Das macht die Unberechenbarkeit zum Mittel der Wahl des Kremls im Umgang mit der Außenwelt - insbesondere mit dem Westen, von dem Putin glaubt, dass er einen Regimewechsel in Moskau anstrebt. Um mit Putin zumindest mit einem Mindestmaß an Zuversicht und Vertrauen umgehen zu können, muss der Westen ihm die Garantien geben, die er seit langem sucht. Diese bestehen darin, ihn innenpolitisch machen zu lassen, was er will, und die Länder des postsowjetischen Raums unter seiner inoffiziellen Vormundschaft zu belassen.
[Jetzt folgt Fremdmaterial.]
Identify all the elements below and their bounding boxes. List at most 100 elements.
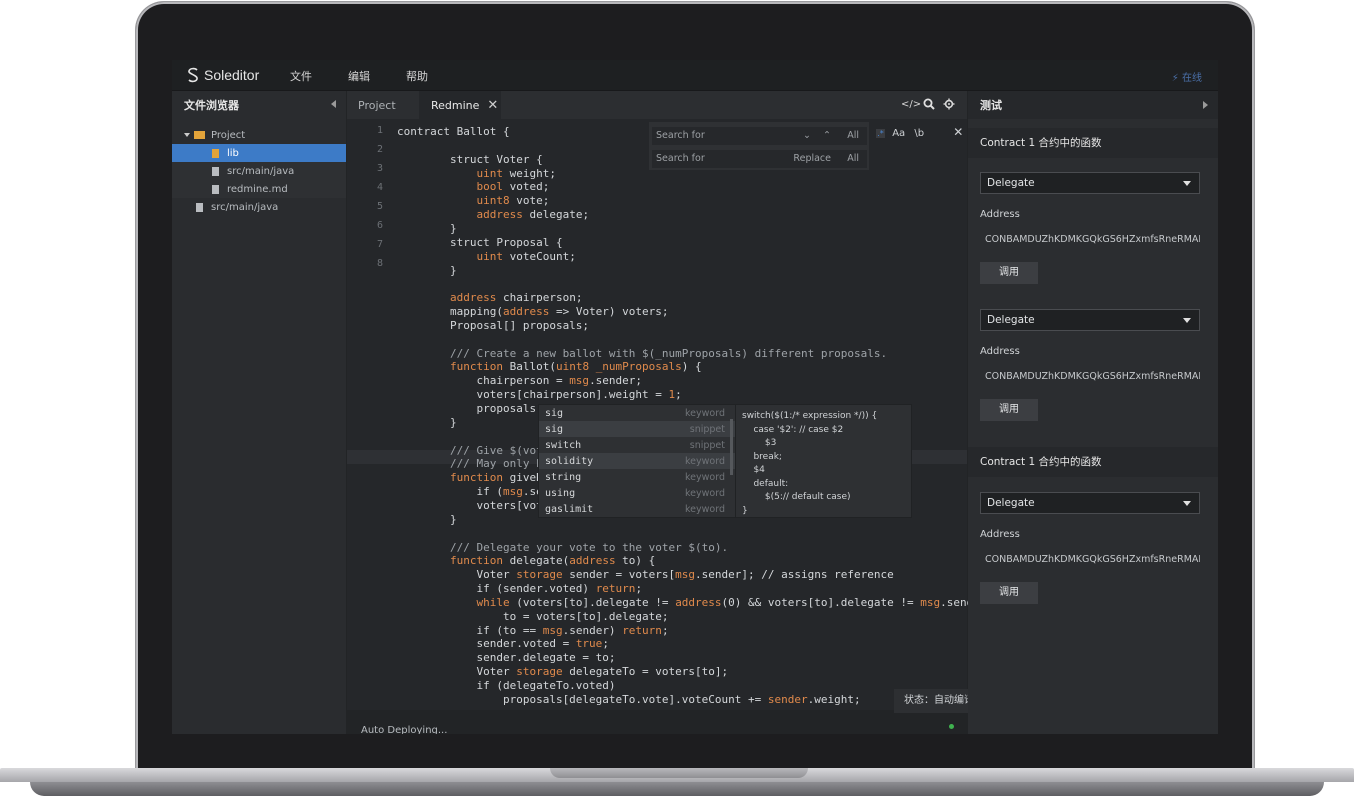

Vor allem, wenn es darum geht, über die Frage einer NATO-Mitgliedschaft zu entscheiden. Das ist allerdings etwas, was kein westlicher Politiker Putin gewähren möchte - und doch ist man auch nicht darauf vorbereitet und dazu bereit, dem Kreml notfalls mit Gewalt Einhalt zu gebieten.

Die Belastungsprobe kommt

In Putins Universum verschafft allein Stärke Respekt. Für die russische Führung sind Bitten im Stil des Kalten Krieges um die Wahrung "gemeinsamer Interessen" oder "Win-Win-Situationen" entweder eine Falle oder ein Zeichen von Schwäche. Ersteres müsste entlarvt, letzteres ausgenutzt werden! Vor diesem Hintergrund bleibt die Ukraine das wichtigste politische Schlachtfeld, auf dem der Kreml Amerikas neue Russlandpolitik einer Belastungsprobe unterziehen wird.